L’Université d’été du droit des affaires de l’UDS a eu lieu du 31 Août au 1° septembre 2009.

Ces deux jours nous ont permis d’approfondir nos connaissances sur les aspects Internationaux et Nationaux du sauvetage des entreprises en difficulté et la crise financière: tendances et principes généraux en Europe.

Le volet du Droit International Privé a été abordé par le président de séance Mr. Jean – Luc Vallens (Président de chambre à la Cour d’Appel de Colmar, Professeur associé à l’UDS).

Les implications de cet aspect du Droit sur les Droits de l’Homme ont été traitées par Mme Anne- Marie Dougin (Chef de division au greffe de la Cour Européenne des Droits de l’Homme) (I).

A partir du volet National, nous avons eu l’opportunité de comparer différent systèmes juridiques nationaux des intervenants: Anglais, Allemand, Autrichien, Belge, Français, Italiens, Pays-BAS, et Islamique (Mesdames et Messieurs, Jeanne-Marie Tuffery- Andrien, Ellen Delzant, Agnès Fimayer, Emmanuelle Inaco, Michel Storck, D.Marks, Luciani Panzani, Ould Sass Mohamed Bachir, Regis Blazy, Jean Philippe Kovar, Q.Urban, Jérôme Lasserre Decapdeville, Bertrand Chopard, Jean- Daniel Guigon, Nicolas Rontchevsky) (II).

Le bilan de cette étude comparative nous sert de conclusion.

 

I – Le volet International et ses implications en Droits de l’Homme

 

A – L’intervention de Mr Vallens

En introduction, Mr Vallens nous a fait une présentation générale de la procédure collective dont la fonction première repose sur l’appréhension collective des biens d’un débiteur.

En préliminaire, il a dégagé les limites des dispositions consacrées aux aspects internationaux.

Il s’agit: de l’ordre public, de l’intérêt général y compris l’intérêt des créanciers lésés et, la police économique nécessairement marquée par le Droit national.
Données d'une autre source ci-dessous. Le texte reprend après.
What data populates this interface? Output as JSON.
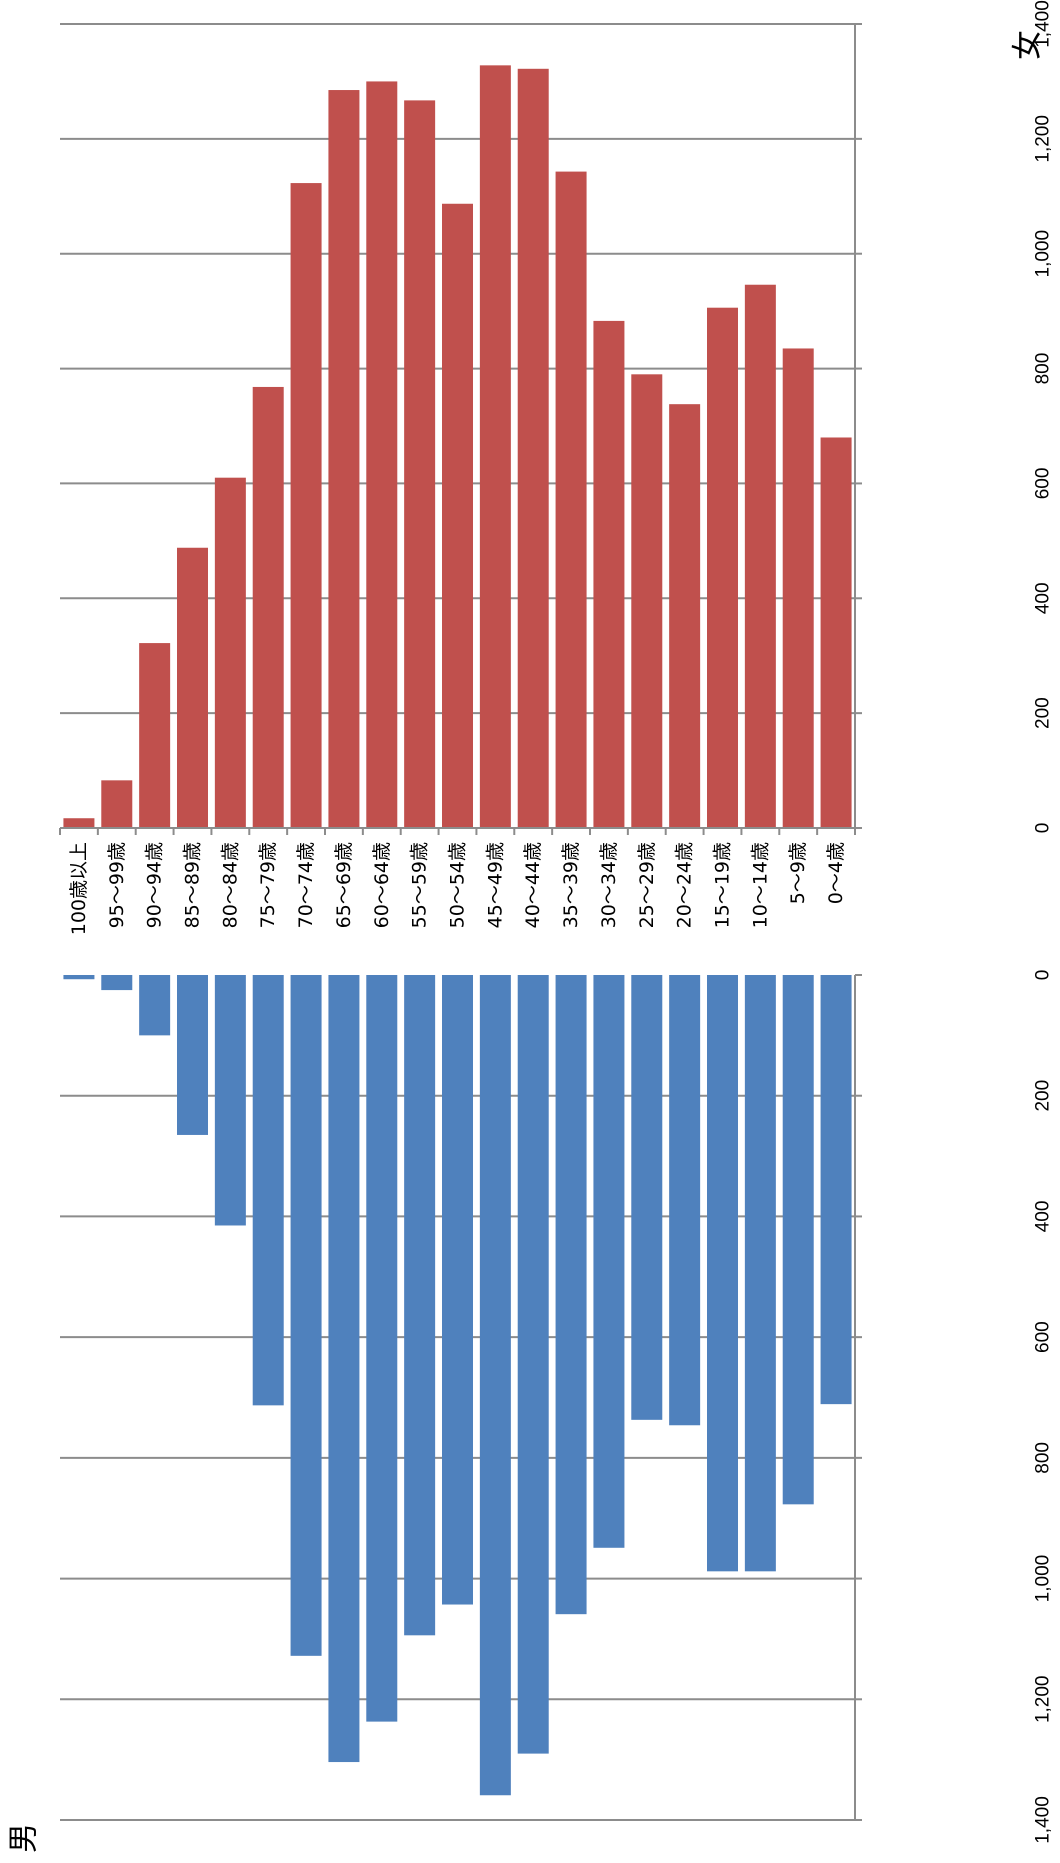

C’est de cet aperçu qu’il faut comprendre les cinq règles qui dirigent les aspects internationaux d’une procédure collective, à savoir: l’unité du patrimoine (1), l’universalité de la faillite et territorialité des procédures (2), les règles de compétence territoriale (3), l’exequatur des décisions étrangères (4), les principes du règlement communautaire (5).

 

1- L’unité du patrimoine

Elle suppose que le patrimoine d’un débiteur est le gage commun de tous ses créanciers, indépendamment de leur nationalité. Et en ce sens, le règlement communautaire limite les effets de la procédure au territoire où elle est ouverte.

 

2- L’universalité et territorialité des procédures

C’est une combinaison indispensable car, l’universalité de la faillite englobe tout le patrimoine actif et passif d’un débiteur, et la territorialité rattache les mesures d’exécution à un territoire déterminé et  prévoit l’ouverture d’autant de procédures qu’il y a de biens ou d’établissement dispersés dans plusieurs Etats. De ce fait, des règles particulières existent en Droit international privé à l’égard des pays tiers (Etats-Unis ou la Suisse). On en trouve dans peu de conventions bilatérales (la France était liée par de telles conventions à trois Etats Européens: Belgique, Monaco, Autriche; conventions basée sur l’universalité de la procédure et la compétence exclusive du lieu du domicile du débiteur). A l’exception de la convention de Monaco, les autres conventions bilatérales ont cessé de produire leurs effets avec l’entrée en vigueur du règlement communautaire CE n°1346/2000 du 29 mai 2000, JOCE 30 juin, n°L160, p.1, relatif aux procédures d’insolvabilité, depuis le 31 mai 2002. Néanmoins, le Droit international privé Français est essentiellement élaboré par la jurisprudence, contrairement à d’autres Etats (la Belgique, l’Allemagne ou la Suisse) qui ont adopté des règles législatives à cet égard.

 

3- Les règles de compétence internationales

Elles mettent en jeu, les questions de conflit de juridiction et conflit de lois.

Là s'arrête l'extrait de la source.